Карп пожал плечами, посмотрел на Олыку.
- Баба, скажи ты, я запамятовал.
- Скажу, скажу, сивый. В тот год, как мы пришли на мыс, наша Долька отелилась, и в ту же зиму у нас украли Рудного. Какой конь был! Через зиму у нас телку басурманы увели. Ещё через зиму Дольку свели. Ты, старик, тогда ещё одного побил. Теперь вот зимуем без коровы. Совсем осиротели.
Даниил понял, что живут они на косе четыре года. Получается, три ледохода видели. И четвёртый близок. Когда он наступит?
- А за реку вы ходите? - спросил Даниил. - Может, сено там косили, а зимой вывозили? Лед-то когда вскрывается?
Дед ухмыльнулся: дескать, при чём тут лёд и сено.
- Река у нас очищается на Благовещение Пресвятой Богородицы, - ответила бабка Олыка.
- Выходит, в конце марта? - вновь спросил Даниил.
- Может, и так, да мы дней не считаем, - опять ответила Олыка.
Наблюдая за дедом и бабкой, Даниил понял, что они не местные жители - с чего бы им отселяться? - а пришлые. Откуда только? По говору они не походили на русичей ближних к Москве земель. За четыре года и быт у них тут не сложился, и чем они жили, отгадать трудно. Расспрашивание Даниил счёл неуместным, однако подумал, что эти старые люди нуждаются в помощи, и потому, забыв о неловкости, спросил:
- Сами-то вы откуда пришли на Днепр?
- С Дона мы, с вольного, - оживился дед. - Беженцы мы. Басурманы к нам нахлынули, всю станицу разорили, угнали в неволю. Мы лишь и остались, потому как на отшибе жили.
- И что же, одинокие тут бедуете?
Дед и баба переглянулись.
- Одинокие, - ответила Олыка. - Сынки наши головы сложили на Волге, говорили, под какой-то Казанью.

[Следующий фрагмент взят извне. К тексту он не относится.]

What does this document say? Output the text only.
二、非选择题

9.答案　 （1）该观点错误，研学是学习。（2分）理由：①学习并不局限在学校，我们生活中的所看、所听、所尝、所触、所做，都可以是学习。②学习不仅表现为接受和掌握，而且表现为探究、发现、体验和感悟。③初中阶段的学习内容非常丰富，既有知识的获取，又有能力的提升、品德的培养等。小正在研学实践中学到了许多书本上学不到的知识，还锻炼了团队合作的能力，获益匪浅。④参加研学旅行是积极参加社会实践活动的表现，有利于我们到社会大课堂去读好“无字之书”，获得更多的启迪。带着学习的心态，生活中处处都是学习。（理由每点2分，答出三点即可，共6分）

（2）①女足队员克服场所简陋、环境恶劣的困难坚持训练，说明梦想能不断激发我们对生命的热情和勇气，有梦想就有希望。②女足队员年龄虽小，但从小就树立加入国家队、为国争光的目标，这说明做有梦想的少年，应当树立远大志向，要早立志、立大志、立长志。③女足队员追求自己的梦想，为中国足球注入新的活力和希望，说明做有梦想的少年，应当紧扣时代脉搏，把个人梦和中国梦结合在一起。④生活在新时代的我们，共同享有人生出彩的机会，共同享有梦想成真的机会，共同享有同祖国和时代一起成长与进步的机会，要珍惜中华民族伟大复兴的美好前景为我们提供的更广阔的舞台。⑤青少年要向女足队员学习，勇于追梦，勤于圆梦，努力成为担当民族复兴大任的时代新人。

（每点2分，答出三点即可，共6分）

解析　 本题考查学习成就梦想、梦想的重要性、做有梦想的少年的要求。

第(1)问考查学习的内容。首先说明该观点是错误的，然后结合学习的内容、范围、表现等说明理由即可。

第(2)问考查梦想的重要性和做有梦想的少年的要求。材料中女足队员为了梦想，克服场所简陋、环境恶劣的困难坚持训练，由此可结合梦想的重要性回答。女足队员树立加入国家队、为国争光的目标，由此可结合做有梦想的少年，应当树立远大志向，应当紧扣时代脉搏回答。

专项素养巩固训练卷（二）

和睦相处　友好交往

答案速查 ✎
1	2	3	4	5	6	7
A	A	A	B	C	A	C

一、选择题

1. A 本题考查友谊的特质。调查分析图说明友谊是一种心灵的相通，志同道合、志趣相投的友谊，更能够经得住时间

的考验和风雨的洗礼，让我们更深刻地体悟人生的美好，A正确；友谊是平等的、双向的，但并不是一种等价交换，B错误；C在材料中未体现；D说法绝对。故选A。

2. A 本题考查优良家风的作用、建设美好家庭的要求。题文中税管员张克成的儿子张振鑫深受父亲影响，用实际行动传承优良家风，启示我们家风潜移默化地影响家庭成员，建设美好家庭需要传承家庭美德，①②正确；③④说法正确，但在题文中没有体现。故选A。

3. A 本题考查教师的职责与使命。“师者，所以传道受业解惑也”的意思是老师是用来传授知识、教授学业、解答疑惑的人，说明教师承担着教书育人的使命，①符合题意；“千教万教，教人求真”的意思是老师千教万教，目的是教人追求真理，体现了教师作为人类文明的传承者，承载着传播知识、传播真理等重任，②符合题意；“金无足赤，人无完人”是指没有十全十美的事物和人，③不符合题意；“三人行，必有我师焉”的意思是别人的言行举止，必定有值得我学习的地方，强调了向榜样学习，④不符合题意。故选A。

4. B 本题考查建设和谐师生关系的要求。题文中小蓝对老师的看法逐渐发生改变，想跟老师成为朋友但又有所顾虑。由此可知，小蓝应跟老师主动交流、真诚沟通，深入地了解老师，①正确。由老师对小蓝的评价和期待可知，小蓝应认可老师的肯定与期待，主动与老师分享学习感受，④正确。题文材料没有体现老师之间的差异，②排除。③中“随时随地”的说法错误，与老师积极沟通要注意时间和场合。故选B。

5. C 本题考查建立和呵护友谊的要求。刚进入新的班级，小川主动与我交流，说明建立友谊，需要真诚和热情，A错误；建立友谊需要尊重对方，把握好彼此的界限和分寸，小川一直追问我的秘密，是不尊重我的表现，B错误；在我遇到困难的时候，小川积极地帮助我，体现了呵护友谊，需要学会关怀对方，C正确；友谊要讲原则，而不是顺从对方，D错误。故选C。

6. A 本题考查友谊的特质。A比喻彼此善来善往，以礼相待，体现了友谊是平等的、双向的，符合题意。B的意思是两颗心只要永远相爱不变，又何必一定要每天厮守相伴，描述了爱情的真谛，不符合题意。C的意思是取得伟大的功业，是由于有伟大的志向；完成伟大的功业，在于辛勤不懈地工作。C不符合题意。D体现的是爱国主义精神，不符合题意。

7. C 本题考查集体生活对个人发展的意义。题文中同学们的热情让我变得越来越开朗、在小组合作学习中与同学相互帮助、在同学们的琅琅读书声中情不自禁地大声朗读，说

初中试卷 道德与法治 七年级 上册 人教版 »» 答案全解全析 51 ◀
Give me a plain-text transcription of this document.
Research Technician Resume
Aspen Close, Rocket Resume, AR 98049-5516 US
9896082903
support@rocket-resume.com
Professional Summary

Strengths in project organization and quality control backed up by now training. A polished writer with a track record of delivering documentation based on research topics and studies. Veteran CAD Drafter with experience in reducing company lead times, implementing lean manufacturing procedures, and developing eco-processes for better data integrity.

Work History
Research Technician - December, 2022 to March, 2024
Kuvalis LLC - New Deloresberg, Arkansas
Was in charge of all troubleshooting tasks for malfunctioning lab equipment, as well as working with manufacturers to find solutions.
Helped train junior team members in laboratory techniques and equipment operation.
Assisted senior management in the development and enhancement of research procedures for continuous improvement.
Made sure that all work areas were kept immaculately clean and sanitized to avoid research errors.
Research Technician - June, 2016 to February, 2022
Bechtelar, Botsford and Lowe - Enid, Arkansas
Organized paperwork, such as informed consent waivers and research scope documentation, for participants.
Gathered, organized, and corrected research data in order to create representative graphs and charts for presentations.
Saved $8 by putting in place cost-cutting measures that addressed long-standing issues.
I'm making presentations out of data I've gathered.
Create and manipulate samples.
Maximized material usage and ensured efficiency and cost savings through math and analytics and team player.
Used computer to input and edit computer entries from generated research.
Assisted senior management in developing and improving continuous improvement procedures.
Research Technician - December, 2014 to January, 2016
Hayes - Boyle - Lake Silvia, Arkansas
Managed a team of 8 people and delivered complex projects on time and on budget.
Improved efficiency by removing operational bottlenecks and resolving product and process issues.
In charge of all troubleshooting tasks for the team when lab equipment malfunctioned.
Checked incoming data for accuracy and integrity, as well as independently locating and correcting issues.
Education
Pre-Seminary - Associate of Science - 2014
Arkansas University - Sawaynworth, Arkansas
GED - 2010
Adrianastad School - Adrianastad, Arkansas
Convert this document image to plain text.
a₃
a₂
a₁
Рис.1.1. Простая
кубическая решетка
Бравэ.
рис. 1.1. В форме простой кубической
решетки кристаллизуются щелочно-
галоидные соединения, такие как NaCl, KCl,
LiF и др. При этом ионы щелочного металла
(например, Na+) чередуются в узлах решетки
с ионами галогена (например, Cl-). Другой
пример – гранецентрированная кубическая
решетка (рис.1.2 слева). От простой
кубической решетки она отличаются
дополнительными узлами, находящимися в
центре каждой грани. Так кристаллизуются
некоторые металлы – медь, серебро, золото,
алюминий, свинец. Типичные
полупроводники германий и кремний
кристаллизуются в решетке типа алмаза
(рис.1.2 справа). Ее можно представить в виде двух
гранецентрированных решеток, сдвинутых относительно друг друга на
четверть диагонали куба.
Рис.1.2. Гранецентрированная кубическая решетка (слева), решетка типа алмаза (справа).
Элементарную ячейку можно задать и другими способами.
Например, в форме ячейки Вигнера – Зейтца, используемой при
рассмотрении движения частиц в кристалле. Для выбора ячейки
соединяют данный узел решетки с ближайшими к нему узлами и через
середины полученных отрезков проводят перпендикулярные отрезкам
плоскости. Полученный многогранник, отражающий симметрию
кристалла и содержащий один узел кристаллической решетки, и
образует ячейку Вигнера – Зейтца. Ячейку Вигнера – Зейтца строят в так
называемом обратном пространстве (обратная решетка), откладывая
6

- Ты уж и правду бы сказала: зять наш тоже там голову сложил, - дополнил Карп.
"Вон как поворачивается, - подумал Даниил. - Выходит, рядом где-то бились с казанцами". Он встал и поклонился.
- Низкий поклон вам за сынов-героев, за зятя. Пришлось и мне под Казанью сражаться. Многих казаков с Дона там видел.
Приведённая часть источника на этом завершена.